Non solo Kiev: tutti gli ostacoli sulla strada dell’allargamento Ue
BRUXELLES – Ancora una volta, i leader europei qualche giorno fa hanno accolto il presidente ucraino Volodymyr Zelensky con baci, abbracci, e tributi di fiducia e solidarietà. A tre anni e mezzo dallo scoppio della guerra con la Russia l’appoggio europeo a Kiev, pur tra alti e bassi, non è mai mancato. Al tempo stesso latita la promessa di una adesione rapida all’Unione europea. Gli ostacoli posti dall’Ungheria sono soltanto quelli più evidenti.

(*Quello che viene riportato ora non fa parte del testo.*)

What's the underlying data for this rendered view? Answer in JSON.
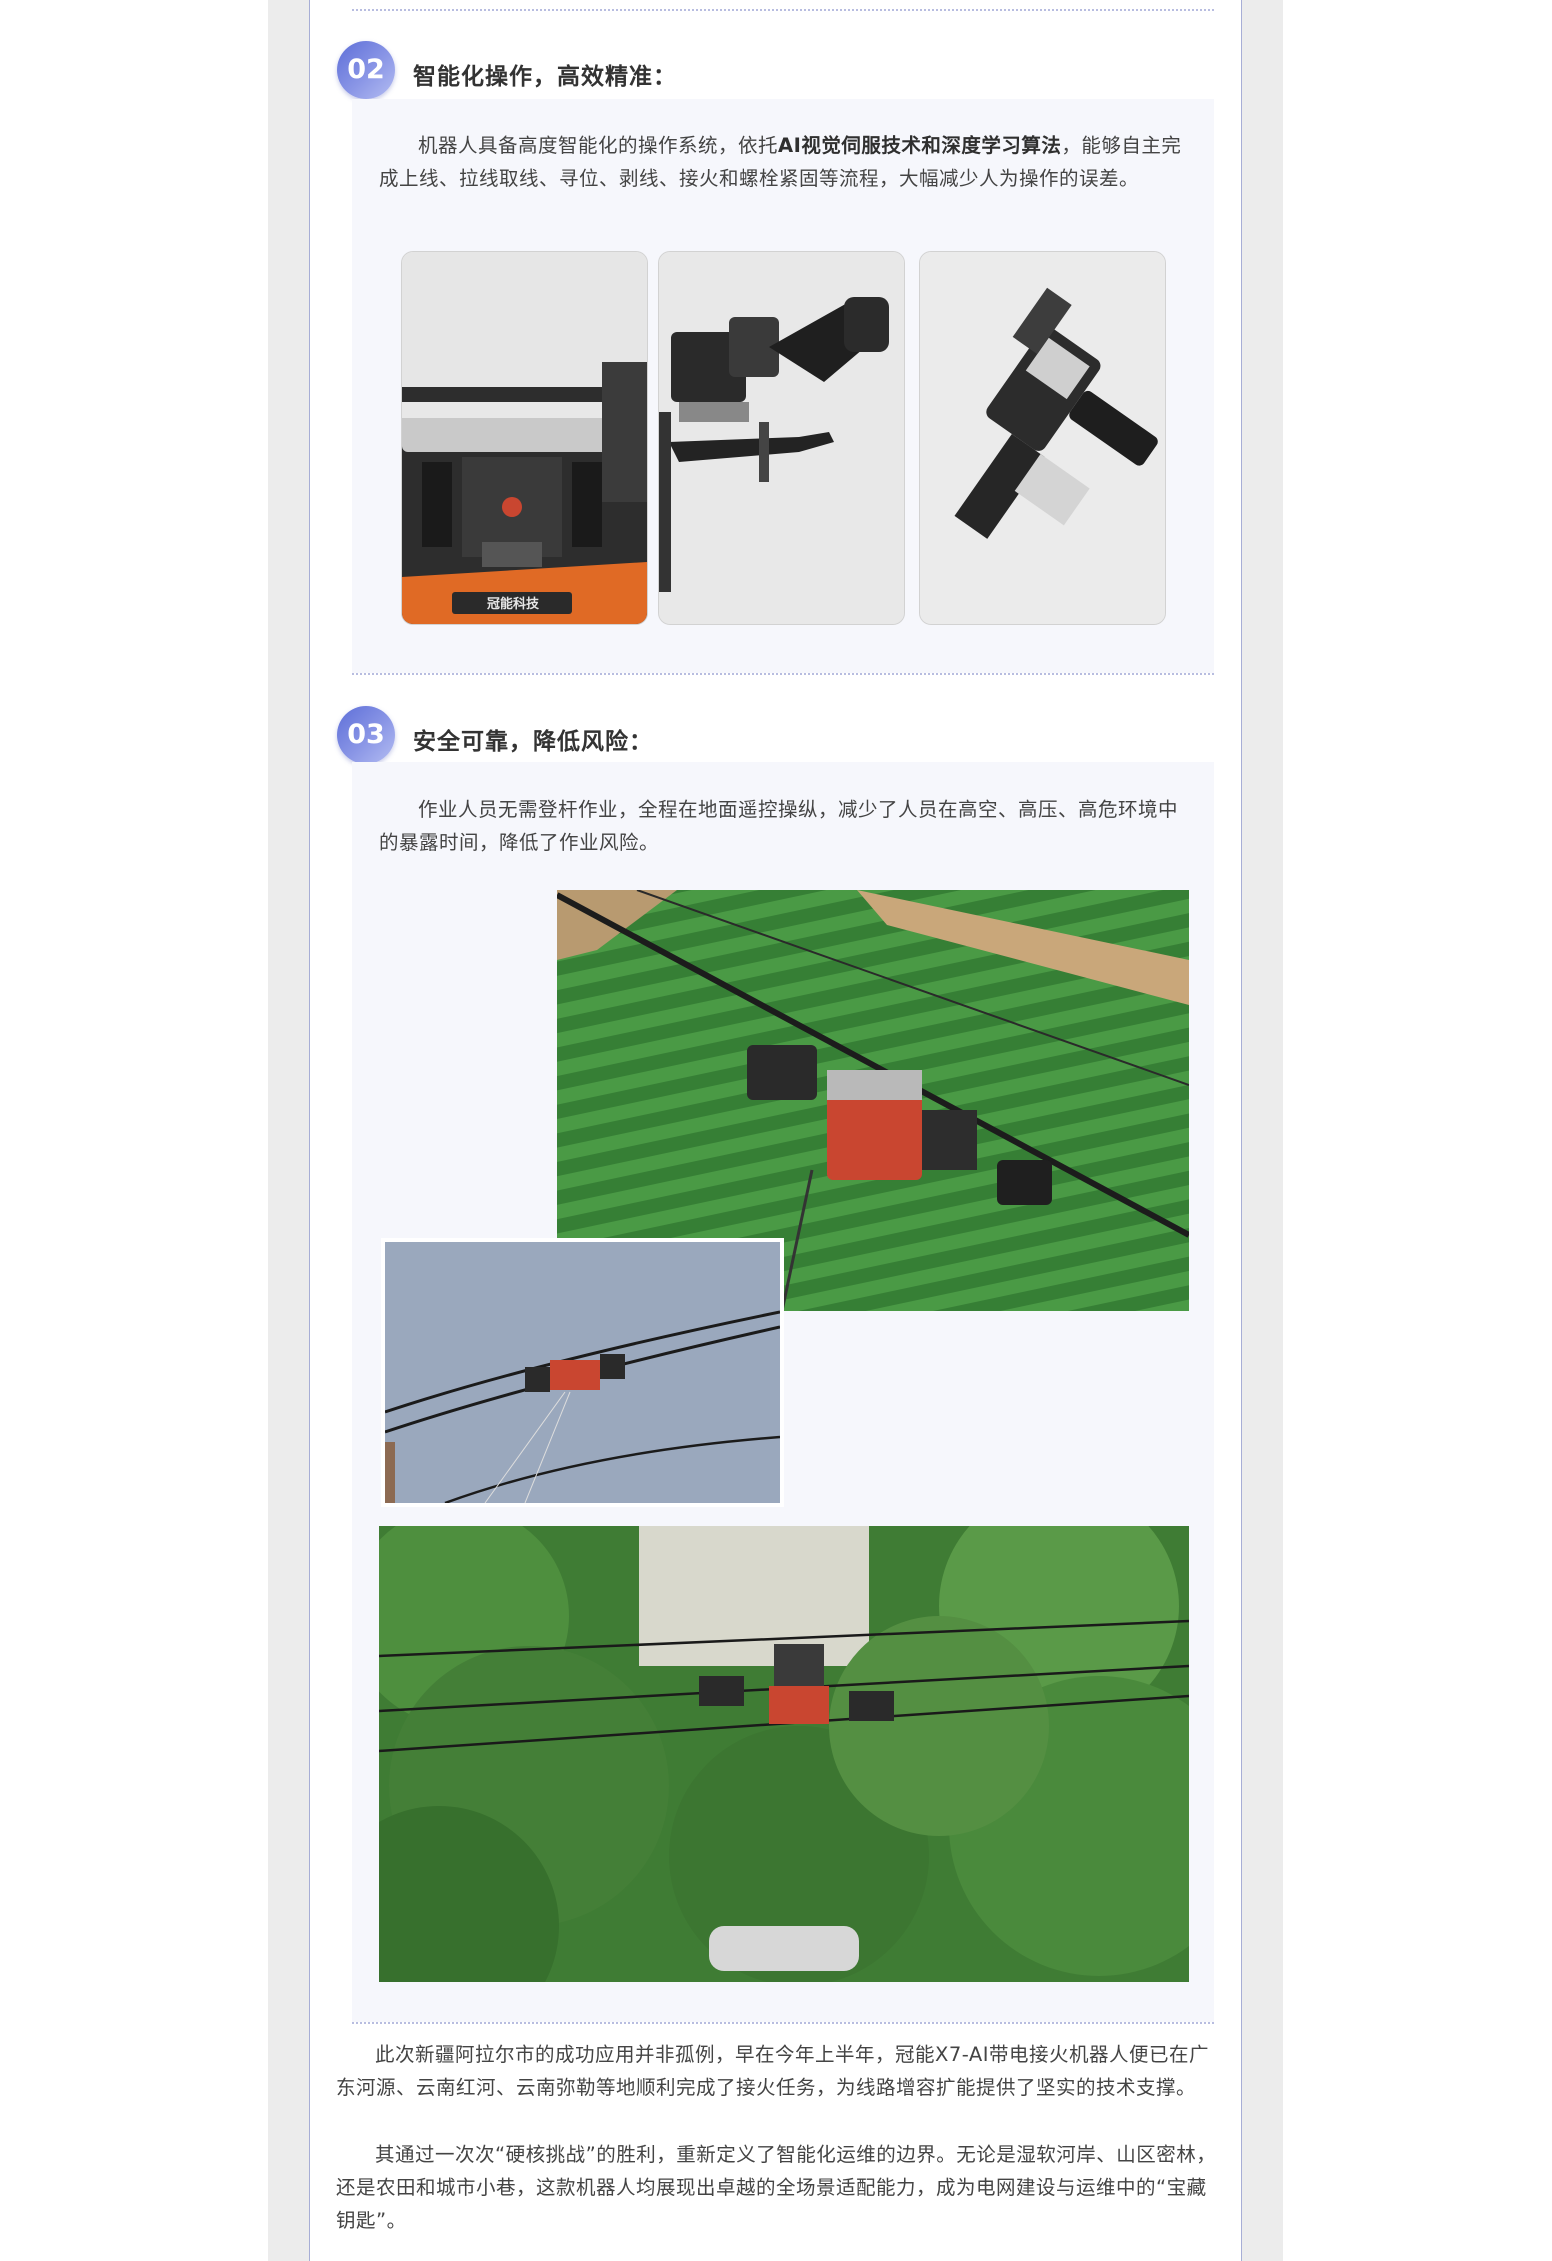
{
  "section02": {
    "number": "02",
    "title": "智能化操作，高效精准：",
    "para_before": "机器人具备高度智能化的操作系统，依托",
    "para_bold": "AI视觉伺服技术和深度学习算法",
    "para_after": "，能够自主完成上线、拉线取线、寻位、剥线、接火和螺栓紧固等流程，大幅减少人为操作的误差。",
    "images": [
      {
        "name": "robot-front-closeup",
        "logo_text": "冠能科技"
      },
      {
        "name": "robot-arm-gripper"
      },
      {
        "name": "robot-wrench-tool"
      }
    ]
  },
  "section03": {
    "number": "03",
    "title": "安全可靠，降低风险：",
    "paragraph": "作业人员无需登杆作业，全程在地面遥控操纵，减少了人员在高空、高压、高危环境中的暴露时间，降低了作业风险。",
    "images": [
      {
        "name": "robot-over-farmland"
      },
      {
        "name": "robot-on-line-sky"
      },
      {
        "name": "robot-among-trees"
      }
    ]
  },
  "closing": {
    "paragraph1": "此次新疆阿拉尔市的成功应用并非孤例，早在今年上半年，冠能X7-AI带电接火机器人便已在广东河源、云南红河、云南弥勒等地顺利完成了接火任务，为线路增容扩能提供了坚实的技术支撑。",
    "paragraph2": "其通过一次次“硬核挑战”的胜利，重新定义了智能化运维的边界。无论是湿软河岸、山区密林，还是农田和城市小巷，这款机器人均展现出卓越的全场景适配能力，成为电网建设与运维中的“宝藏钥匙”。"
  },
  "colors": {
    "badge_gradient": [
      "#5d6ed8",
      "#b4bdf2"
    ],
    "panel_bg": "#f6f7fc",
    "robot_orange": "#e06a25",
    "robot_red": "#c94630"
  }
}
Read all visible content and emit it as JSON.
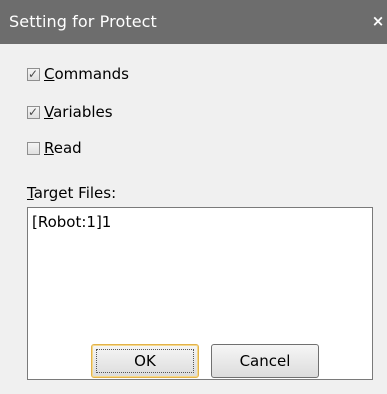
{
  "window": {
    "title": "Setting for Protect",
    "close_glyph": "×"
  },
  "options": [
    {
      "pre": "",
      "accel": "C",
      "rest": "ommands",
      "checked": true
    },
    {
      "pre": "",
      "accel": "V",
      "rest": "ariables",
      "checked": true
    },
    {
      "pre": "",
      "accel": "R",
      "rest": "ead",
      "checked": false
    }
  ],
  "target_files": {
    "label_accel": "T",
    "label_rest": "arget Files:",
    "items": [
      "[Robot:1]1"
    ]
  },
  "buttons": {
    "ok_label": "OK",
    "cancel_label": "Cancel"
  },
  "icons": {
    "close": "close-icon",
    "check": "checkmark-icon"
  }
}
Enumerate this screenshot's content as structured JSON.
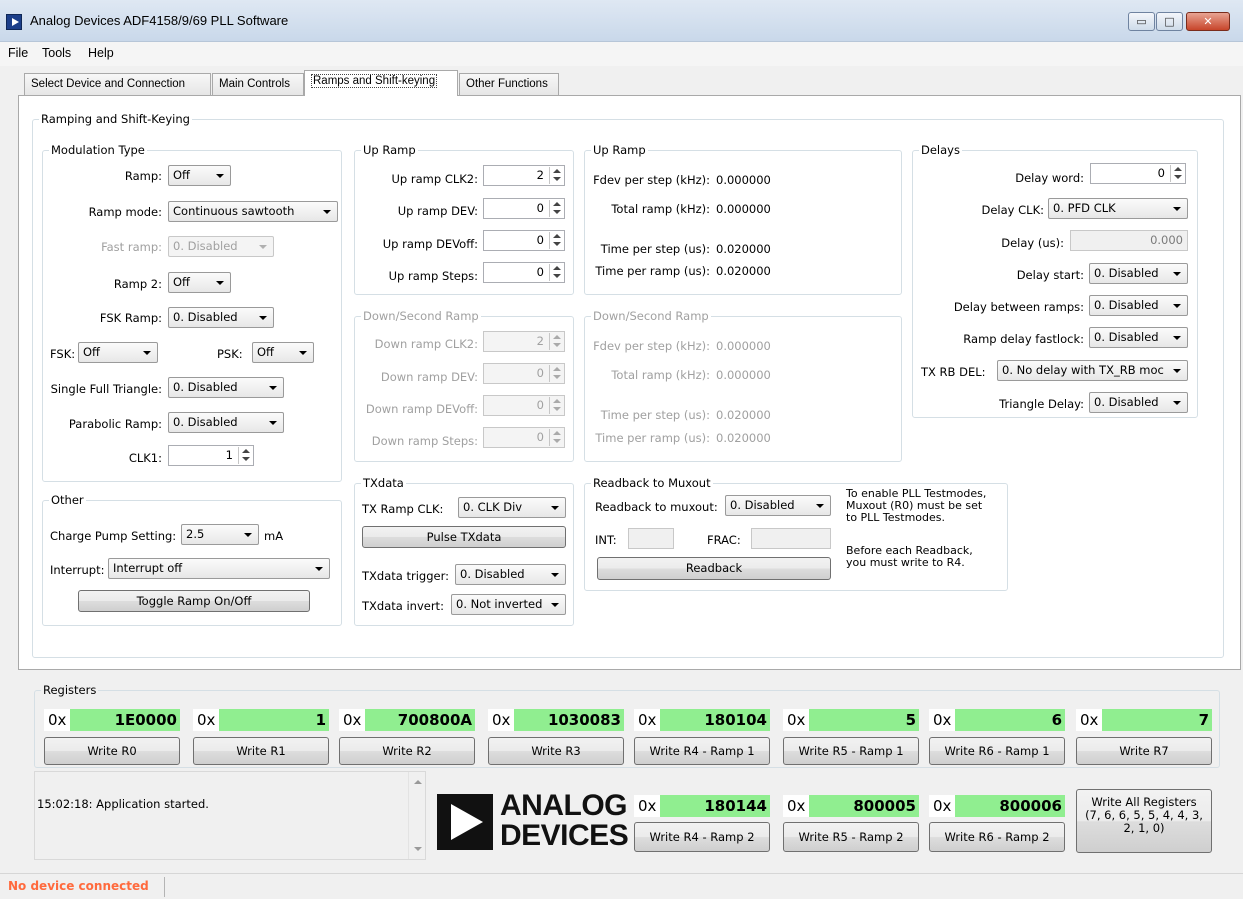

Nell’incontro della Comunità politica europea che si è tenuto giovedì scorso a Copenaghen, il premier Viktor Orbán ha confermato che per ora non intende dare il suo benestare all’apertura del primo capitolo negoziale (dedicato allo stato di diritto). Le regole comunitarie prevedono l’accordo all’unanimità. Nei fatti Budapest sta ponendo il veto: «L’adesione è troppo – ha detto il primo ministro in Danimarca -. Abbiamo solo bisogno di un accordo strategico».
Formalmente l’Ungheria rimprovera a Kiev di non rispettare gli impegni di tutela dei diritti della minoranza ungherese in Ucraina, in tutto 100-150mila persone. In politica interna, il premier Orbán conta sull’appoggio dei tanti ungheresi all’estero, retaggio della divisione del paese dopo la Grande Guerra. Molti osservatori imputano la rigida posizione ungherese alla campagna in vista delle politiche dell’aprile 2026 e al tentativo di strappare fondi europei attualmente congelati.
In giugno, il governo ha organizzato una consultazione non vincolante. Secondo lo stesso premier, il 95% dei votanti si è detto contrario all’adesione di Kiev (parteciparono al voto 2,27 milioni di persone, un terzo dell’elettorato). I risultati sono difficili da valutare poiché il governo non ha permesso un monitoraggio della consultazione. In passato la Friedrich Naumann Stiftung, una fondazione tedesca di impronta liberale, aveva definito queste consultazioni delle «campagne di marketing».
Il veto ungherese contro l’allargamento a Kiev sta penalizzando anche la Moldavia. I due paesi vanno a braccetto, per volontà politica dei Ventisette che, per ora, non vogliono separare i percorsi di Kiev e Chișinău. Le due sono ex repubbliche sovietiche, e si teme che un cosiddetto decoupling (disaccoppiamento) indebolirebbe politicamente l’Ucraina sulla scena internazionale. In teoria il primo capitolo negoziale relativo alla Moldavia potrebbe essere aperto poiché Budapest non sta ponendo alcun veto.